Re: Possible race condition in oom-killer
From: Tetsuo Handa
Date: Fri Jul 28 2017 - 09:56:04 EST
Michal Hocko wrote:
> On Fri 28-07-17 22:15:01, Tetsuo Handa wrote:
> > task_will_free_mem(current) in out_of_memory() returning false due to
> > MMF_OOM_SKIP already set allowed each thread sharing that mm to select a new
> > OOM victim. If task_will_free_mem(current) in out_of_memory() did not return
> > false, threads sharing MMF_OOM_SKIP mm would not have selected new victims
> > to the level where all OOM killable processes are killed and calls panic().
>
> I am not sure I understand. Do you mean this?
Yes.
> ---
> diff --git a/mm/oom_kill.c b/mm/oom_kill.c
> index 9e8b4f030c1c..671e4a4107d0 100644
> --- a/mm/oom_kill.c
> +++ b/mm/oom_kill.c
> @@ -779,13 +779,6 @@ static bool task_will_free_mem(struct task_struct *task)
> if (!__task_will_free_mem(task))
> return false;
>
> - /*
> - * This task has already been drained by the oom reaper so there are
> - * only small chances it will free some more
> - */
> - if (test_bit(MMF_OOM_SKIP, &mm->flags))
> - return false;
> -
> if (atomic_read(&mm->mm_users) <= 1)
> return true;
>
> If yes I would have to think about this some more because that might
> have weird side effects (e.g. oom_victims counting after threads passed
> exit_oom_victim).
But this check should not be removed unconditionally. We should still return
false if returning true was not sufficient to solve the OOM situation, for
we need to select next OOM victim in that case.
>
> Anyway the proper fix for this is to allow reaping mlocked pages.
Different approach is to set TIF_MEMDIE to all threads sharing the same
memory so that threads sharing MMF_OOM_SKIP mm do not need to call
out_of_memory() in order to get TIF_MEMDIE.
Yet another apporach is to use __GFP_KILLABLE (we can start it as
best effort basis).
> Is
> something other than the LTP test affected to give this more priority?
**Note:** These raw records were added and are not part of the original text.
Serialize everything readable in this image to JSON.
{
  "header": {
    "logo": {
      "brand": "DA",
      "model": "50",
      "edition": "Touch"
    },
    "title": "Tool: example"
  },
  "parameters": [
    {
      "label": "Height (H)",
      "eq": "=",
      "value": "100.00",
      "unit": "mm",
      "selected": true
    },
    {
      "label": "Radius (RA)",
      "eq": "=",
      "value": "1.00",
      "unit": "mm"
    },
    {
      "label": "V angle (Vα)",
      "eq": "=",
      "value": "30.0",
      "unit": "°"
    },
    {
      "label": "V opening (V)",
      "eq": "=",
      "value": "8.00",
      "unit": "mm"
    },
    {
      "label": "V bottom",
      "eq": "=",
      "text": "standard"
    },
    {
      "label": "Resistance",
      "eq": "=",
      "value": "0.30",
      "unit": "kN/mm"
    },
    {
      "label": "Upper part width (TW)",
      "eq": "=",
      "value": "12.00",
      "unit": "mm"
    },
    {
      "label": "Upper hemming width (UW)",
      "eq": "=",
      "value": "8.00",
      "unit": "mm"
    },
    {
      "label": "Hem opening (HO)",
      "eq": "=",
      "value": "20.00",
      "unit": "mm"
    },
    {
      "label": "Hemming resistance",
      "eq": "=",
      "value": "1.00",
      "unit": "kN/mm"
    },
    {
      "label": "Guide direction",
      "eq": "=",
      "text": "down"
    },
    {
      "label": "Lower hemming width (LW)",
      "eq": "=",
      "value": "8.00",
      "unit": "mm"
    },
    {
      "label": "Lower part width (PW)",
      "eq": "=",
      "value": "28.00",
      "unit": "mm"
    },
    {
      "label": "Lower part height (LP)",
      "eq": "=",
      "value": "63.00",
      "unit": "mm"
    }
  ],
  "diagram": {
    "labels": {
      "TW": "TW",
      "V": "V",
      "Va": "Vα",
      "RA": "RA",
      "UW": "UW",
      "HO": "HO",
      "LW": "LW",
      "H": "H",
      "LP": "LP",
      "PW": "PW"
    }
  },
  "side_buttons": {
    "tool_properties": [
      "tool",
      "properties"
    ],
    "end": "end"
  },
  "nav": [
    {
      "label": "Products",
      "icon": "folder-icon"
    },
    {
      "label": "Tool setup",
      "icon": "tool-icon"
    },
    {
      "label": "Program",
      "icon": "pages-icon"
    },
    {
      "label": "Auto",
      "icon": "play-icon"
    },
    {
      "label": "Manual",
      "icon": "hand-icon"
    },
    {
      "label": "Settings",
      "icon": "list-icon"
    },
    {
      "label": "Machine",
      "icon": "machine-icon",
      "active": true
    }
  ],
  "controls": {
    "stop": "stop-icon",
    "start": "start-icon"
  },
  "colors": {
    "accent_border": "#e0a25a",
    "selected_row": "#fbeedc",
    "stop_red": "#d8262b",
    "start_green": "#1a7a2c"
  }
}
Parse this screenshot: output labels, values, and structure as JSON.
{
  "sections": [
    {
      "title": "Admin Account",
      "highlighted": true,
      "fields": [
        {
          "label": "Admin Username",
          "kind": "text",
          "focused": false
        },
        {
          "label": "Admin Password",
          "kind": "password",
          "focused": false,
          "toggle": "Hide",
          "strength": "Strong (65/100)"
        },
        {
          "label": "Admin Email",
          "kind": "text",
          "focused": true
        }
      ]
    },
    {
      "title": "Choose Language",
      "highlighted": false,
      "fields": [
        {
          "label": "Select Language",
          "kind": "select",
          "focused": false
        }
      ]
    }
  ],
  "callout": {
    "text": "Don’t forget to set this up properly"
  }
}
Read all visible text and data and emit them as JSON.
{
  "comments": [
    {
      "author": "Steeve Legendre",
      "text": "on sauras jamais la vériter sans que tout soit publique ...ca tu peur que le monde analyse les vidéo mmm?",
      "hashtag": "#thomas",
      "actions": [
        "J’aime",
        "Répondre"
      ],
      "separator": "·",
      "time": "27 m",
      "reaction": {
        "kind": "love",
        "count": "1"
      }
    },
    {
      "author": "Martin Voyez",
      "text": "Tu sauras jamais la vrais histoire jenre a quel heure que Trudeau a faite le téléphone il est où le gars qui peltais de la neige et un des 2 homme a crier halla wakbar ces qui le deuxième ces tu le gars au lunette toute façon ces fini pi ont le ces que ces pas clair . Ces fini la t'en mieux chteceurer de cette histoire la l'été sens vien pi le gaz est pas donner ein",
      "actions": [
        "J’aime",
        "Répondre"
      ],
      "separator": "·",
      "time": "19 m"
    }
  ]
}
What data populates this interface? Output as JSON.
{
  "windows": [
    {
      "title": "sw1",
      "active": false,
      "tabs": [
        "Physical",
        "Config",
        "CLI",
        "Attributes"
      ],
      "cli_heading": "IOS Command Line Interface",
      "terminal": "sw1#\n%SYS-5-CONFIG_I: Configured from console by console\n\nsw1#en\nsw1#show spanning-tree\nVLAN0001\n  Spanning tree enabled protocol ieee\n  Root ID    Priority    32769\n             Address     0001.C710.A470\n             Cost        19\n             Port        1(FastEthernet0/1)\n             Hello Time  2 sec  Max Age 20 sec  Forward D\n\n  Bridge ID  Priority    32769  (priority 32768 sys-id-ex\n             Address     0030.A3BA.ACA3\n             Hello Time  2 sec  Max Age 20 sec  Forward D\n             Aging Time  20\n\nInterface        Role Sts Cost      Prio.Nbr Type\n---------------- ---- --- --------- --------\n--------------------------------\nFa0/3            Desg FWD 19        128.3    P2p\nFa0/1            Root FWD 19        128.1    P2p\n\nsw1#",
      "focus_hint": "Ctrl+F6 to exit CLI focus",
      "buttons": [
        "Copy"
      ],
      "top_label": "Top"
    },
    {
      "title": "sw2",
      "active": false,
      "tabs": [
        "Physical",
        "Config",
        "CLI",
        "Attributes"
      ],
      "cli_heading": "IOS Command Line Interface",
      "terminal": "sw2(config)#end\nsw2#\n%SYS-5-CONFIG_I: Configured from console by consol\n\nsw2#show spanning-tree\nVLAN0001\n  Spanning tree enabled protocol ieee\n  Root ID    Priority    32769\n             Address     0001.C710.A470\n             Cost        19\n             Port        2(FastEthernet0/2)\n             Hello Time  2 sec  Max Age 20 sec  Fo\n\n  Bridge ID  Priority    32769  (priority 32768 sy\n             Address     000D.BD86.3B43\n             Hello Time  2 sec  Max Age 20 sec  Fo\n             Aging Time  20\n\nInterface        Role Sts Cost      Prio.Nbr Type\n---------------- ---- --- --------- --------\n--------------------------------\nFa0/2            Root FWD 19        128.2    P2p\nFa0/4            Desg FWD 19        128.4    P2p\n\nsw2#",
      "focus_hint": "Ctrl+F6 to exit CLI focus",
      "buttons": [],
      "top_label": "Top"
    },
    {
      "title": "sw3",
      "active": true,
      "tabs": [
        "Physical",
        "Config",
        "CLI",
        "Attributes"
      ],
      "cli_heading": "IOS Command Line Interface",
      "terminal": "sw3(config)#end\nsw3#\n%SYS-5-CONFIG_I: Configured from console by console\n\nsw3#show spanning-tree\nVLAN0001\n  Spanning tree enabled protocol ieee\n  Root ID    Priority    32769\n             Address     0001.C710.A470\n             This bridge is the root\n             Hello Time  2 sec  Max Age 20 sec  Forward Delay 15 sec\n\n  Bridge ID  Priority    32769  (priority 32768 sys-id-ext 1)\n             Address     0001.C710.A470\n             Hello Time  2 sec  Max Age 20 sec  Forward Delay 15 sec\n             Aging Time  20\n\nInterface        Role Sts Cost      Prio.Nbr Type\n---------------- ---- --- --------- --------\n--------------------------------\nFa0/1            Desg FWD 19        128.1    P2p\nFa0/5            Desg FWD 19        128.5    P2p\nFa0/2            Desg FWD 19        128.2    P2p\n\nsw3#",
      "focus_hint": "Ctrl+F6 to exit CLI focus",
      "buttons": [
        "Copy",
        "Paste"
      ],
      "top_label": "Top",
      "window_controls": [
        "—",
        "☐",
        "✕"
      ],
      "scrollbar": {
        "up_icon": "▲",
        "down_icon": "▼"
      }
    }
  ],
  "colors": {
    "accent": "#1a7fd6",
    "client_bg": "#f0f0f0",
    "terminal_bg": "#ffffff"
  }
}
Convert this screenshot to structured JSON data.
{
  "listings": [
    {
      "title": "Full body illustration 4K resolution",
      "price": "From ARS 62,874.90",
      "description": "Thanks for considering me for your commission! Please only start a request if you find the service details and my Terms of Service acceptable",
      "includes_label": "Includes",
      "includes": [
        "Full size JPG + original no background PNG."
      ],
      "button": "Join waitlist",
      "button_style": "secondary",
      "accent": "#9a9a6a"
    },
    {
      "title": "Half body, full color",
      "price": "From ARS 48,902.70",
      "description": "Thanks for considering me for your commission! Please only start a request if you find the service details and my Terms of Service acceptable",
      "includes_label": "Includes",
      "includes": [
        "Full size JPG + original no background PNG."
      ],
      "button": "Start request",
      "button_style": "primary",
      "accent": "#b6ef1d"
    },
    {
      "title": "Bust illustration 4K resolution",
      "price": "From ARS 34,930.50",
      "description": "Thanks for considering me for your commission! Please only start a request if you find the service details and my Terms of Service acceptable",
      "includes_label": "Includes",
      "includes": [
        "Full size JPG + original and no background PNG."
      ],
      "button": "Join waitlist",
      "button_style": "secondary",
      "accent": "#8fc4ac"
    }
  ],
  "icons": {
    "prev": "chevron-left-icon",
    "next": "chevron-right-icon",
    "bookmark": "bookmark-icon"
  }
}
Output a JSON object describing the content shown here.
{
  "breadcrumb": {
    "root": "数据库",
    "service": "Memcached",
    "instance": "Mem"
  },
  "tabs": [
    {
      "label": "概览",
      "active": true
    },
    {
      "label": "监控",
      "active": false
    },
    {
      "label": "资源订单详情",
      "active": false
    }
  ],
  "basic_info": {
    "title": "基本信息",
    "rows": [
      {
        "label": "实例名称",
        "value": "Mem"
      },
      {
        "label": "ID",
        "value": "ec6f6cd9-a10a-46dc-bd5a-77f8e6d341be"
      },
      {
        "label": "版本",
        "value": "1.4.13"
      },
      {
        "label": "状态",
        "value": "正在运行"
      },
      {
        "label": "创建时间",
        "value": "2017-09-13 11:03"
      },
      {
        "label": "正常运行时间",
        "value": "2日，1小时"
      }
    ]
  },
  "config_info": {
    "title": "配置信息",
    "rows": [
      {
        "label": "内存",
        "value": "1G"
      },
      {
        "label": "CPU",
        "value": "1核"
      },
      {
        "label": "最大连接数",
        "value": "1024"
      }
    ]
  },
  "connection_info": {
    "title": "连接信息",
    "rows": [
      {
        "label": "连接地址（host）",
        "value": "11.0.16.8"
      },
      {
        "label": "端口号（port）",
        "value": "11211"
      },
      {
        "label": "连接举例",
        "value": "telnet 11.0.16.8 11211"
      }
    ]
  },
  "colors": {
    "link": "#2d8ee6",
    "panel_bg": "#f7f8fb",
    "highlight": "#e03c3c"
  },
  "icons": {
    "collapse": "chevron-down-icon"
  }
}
> Do we have other usecases where something mlocks the whole memory?
This panic was caused by 50 threads sharing MMF_OOM_SKIP mm exceeding
number of OOM killable processes. Whether memory is locked or not isn't
important. If a multi-threaded process which consumes little memory was
selected as an OOM victim (and reaped by the OOM reaper and MMF_OOM_SKIP
was set immediately), it might be still possible to select next OOM victims
needlessly.